As we began to write our Principles of Economics text (Roy Ruffin and Paul Gregory, Principles of Economics) exactly thirty years ago, economics was in disarray, shaken by the stagflation that was not supposed to be. Ours was among the first to introduce the new ideas of the 1980s -- rational expectations, Barro-Ricardo equivalence, the natural rate of unemployment, moral hazard, and new Keynesian economics. At that time, Economics 101 was taught, with few exceptions, the unabashed Keynesianism of Samuelson and McConnell. Principles textbooks are intended to give a sense of the state of economics. Selected by committees, they must at least try to give a balanced viewpoint. Although labeled “conservative,” our text garnered strong sales for a decade. We must have done something right.

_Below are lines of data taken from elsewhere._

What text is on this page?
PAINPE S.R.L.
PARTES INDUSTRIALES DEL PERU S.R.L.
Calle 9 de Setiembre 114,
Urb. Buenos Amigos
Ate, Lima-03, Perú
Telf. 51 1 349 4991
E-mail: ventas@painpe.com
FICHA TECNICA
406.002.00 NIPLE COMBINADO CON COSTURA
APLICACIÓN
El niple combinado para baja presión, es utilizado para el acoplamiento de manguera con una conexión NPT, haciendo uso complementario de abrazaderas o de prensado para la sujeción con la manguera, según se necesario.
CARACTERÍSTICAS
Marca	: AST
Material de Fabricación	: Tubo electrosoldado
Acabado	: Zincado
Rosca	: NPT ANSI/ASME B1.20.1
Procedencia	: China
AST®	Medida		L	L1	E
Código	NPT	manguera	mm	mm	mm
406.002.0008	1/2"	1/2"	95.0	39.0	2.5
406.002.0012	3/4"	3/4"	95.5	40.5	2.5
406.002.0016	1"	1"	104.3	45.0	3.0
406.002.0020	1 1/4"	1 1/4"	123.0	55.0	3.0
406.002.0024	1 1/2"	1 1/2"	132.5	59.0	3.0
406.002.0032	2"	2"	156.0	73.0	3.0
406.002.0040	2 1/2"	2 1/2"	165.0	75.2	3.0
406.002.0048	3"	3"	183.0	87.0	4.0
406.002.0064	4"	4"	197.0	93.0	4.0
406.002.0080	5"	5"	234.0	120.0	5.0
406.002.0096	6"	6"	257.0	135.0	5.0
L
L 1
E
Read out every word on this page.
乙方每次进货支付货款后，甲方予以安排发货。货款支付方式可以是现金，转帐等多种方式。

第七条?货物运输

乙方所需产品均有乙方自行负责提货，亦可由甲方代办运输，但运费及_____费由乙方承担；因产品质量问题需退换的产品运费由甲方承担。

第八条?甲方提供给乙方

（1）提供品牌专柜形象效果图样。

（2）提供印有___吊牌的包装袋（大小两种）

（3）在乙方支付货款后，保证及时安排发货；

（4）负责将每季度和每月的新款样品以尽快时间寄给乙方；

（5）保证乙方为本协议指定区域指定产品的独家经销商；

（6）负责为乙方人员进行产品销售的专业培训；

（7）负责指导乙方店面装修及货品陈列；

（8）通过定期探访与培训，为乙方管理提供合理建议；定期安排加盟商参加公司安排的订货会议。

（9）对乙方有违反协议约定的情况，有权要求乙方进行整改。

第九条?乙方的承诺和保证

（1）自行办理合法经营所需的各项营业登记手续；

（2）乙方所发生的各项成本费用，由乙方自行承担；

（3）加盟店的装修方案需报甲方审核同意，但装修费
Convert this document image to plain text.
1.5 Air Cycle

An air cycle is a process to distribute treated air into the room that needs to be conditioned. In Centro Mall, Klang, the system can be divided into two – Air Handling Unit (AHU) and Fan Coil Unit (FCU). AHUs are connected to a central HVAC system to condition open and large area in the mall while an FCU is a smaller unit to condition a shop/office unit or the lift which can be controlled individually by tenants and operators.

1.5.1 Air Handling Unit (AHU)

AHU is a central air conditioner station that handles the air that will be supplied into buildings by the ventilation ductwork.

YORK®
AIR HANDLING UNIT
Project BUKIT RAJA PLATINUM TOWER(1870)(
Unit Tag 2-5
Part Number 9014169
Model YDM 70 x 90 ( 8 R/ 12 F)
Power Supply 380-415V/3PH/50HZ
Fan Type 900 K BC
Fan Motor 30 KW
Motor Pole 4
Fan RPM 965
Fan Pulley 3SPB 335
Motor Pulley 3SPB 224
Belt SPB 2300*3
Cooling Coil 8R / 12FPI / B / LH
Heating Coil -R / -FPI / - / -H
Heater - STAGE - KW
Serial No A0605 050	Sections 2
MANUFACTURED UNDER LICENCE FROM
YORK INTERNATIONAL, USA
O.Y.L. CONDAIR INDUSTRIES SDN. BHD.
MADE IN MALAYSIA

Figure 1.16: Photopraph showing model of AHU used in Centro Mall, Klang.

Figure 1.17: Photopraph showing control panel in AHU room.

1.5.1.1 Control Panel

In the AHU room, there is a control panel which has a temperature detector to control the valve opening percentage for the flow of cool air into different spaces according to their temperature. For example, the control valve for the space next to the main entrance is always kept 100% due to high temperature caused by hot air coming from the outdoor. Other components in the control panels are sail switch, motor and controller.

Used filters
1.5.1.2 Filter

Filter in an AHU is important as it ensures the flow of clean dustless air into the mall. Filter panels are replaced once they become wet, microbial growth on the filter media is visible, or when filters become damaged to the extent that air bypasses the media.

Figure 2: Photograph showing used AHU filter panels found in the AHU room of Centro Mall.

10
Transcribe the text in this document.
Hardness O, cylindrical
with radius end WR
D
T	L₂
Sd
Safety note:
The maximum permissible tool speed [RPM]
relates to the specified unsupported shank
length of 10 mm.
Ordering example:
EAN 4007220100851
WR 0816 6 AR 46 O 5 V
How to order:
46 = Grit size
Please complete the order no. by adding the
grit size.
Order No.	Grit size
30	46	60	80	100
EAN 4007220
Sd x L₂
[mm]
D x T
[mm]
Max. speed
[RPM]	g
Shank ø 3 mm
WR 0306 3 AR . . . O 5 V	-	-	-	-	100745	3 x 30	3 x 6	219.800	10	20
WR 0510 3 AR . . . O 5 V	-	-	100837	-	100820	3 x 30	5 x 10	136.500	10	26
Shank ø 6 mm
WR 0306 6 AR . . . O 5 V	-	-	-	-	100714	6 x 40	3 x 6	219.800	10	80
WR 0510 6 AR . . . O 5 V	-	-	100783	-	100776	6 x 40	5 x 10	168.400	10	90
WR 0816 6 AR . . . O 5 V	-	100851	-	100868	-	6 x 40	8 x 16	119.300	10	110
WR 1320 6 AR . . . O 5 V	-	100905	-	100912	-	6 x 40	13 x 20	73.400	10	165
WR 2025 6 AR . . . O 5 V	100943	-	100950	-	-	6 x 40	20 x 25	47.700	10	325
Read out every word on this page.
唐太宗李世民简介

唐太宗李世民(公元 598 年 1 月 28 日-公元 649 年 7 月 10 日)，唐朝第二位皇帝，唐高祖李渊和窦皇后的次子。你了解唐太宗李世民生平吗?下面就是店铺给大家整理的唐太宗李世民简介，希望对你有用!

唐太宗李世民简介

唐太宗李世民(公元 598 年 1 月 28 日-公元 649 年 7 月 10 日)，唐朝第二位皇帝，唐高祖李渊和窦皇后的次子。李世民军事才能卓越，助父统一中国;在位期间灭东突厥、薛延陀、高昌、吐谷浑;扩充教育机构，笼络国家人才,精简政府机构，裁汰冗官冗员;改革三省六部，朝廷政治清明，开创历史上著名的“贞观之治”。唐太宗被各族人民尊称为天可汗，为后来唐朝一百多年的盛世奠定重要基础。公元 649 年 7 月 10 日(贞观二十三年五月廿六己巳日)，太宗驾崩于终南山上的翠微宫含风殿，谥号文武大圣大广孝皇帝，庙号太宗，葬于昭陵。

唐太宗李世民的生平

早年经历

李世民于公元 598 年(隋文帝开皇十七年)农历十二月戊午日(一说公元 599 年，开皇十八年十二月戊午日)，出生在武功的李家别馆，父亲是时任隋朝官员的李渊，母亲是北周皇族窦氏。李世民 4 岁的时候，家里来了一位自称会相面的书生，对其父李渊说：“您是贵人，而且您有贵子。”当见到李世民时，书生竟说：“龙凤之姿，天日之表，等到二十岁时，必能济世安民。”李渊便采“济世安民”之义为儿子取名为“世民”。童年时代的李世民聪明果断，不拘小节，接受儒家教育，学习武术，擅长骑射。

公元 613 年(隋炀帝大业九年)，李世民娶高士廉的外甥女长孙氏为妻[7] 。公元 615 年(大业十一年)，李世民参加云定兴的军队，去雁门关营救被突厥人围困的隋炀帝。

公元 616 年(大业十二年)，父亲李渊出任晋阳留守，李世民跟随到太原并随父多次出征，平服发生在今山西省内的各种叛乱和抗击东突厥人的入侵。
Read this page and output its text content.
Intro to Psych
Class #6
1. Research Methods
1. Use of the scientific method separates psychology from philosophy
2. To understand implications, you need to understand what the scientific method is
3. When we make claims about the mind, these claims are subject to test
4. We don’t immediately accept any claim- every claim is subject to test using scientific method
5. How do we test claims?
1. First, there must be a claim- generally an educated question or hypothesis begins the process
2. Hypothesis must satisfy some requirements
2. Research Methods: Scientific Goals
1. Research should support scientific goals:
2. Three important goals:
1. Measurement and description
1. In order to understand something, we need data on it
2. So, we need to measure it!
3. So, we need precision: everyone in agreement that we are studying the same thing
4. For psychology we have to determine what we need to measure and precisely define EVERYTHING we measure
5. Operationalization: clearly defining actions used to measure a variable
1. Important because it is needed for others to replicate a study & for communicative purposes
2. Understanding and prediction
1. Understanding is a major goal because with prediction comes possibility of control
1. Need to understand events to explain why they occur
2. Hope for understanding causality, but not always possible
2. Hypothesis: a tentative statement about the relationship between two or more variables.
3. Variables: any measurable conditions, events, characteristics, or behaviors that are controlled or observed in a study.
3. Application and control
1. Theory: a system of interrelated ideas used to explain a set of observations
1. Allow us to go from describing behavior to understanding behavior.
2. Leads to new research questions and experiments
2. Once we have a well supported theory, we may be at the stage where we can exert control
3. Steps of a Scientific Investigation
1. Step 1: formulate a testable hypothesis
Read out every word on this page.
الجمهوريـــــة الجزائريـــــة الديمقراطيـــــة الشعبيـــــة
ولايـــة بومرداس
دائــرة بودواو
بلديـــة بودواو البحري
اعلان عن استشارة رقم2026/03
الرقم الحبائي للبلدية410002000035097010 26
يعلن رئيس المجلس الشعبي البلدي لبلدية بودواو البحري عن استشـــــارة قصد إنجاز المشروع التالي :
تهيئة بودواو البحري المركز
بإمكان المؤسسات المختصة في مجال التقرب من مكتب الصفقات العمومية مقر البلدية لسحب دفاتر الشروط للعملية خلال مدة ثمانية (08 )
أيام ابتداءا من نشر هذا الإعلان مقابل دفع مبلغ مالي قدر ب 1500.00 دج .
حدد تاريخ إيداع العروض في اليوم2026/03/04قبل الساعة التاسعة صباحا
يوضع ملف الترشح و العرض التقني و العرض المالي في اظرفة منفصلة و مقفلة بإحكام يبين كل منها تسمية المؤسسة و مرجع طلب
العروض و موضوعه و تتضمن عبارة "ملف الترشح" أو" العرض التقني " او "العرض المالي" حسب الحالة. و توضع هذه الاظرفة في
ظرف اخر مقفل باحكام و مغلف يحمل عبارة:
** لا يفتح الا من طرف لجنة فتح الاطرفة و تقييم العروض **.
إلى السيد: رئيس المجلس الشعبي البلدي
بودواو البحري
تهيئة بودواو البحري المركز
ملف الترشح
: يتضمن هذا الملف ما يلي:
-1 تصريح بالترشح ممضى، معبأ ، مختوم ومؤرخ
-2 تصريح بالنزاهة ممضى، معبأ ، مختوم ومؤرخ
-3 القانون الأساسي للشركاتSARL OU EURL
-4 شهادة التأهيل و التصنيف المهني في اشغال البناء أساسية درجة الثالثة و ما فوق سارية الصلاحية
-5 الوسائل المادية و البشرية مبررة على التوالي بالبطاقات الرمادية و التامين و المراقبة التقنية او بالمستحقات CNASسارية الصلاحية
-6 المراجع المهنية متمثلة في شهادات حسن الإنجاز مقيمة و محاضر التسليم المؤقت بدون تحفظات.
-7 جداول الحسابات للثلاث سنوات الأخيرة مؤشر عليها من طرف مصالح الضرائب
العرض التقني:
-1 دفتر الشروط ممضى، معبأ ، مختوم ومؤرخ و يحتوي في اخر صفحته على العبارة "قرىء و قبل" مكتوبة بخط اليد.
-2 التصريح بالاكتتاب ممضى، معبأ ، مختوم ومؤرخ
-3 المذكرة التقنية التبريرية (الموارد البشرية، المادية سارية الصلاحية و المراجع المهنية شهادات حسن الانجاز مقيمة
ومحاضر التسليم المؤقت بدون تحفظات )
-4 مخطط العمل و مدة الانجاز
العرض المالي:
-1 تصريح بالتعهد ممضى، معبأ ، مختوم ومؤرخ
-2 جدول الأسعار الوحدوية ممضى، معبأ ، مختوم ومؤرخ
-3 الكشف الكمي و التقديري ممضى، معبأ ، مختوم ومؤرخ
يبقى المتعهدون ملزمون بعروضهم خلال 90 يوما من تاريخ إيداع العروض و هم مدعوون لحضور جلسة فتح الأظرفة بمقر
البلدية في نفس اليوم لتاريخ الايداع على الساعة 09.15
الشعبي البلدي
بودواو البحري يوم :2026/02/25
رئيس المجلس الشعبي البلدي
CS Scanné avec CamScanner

Will the deep recession, which likely ended in late 2009, require a rethinking of economics, as did stagflation? Compared to other economic downturns of the past forty years, the current recession definitely stands out. Its probable 20-month duration is greater than the previous peak of 16 months (and the 40-year average of 11 months); its peak unemployment of 10.2 percent was exceeded only by the 10.8 percent of 1981-82 (The 40-year average was 7.8 percent); and the 4.1 percent loss of output well exceeds that of previous recessions. Moreover, it follows a long period of economic growth, interrupted by extremely mild recessions, dubbed “the Great Moderation.” The current recession, despite its severity, pales in comparison to the Great Depression with its 25 percent unemployment rates and loss of a quarter of GDP. The threat of a repeat of this catastrophe was remote, although politicians could not resist invoking its image.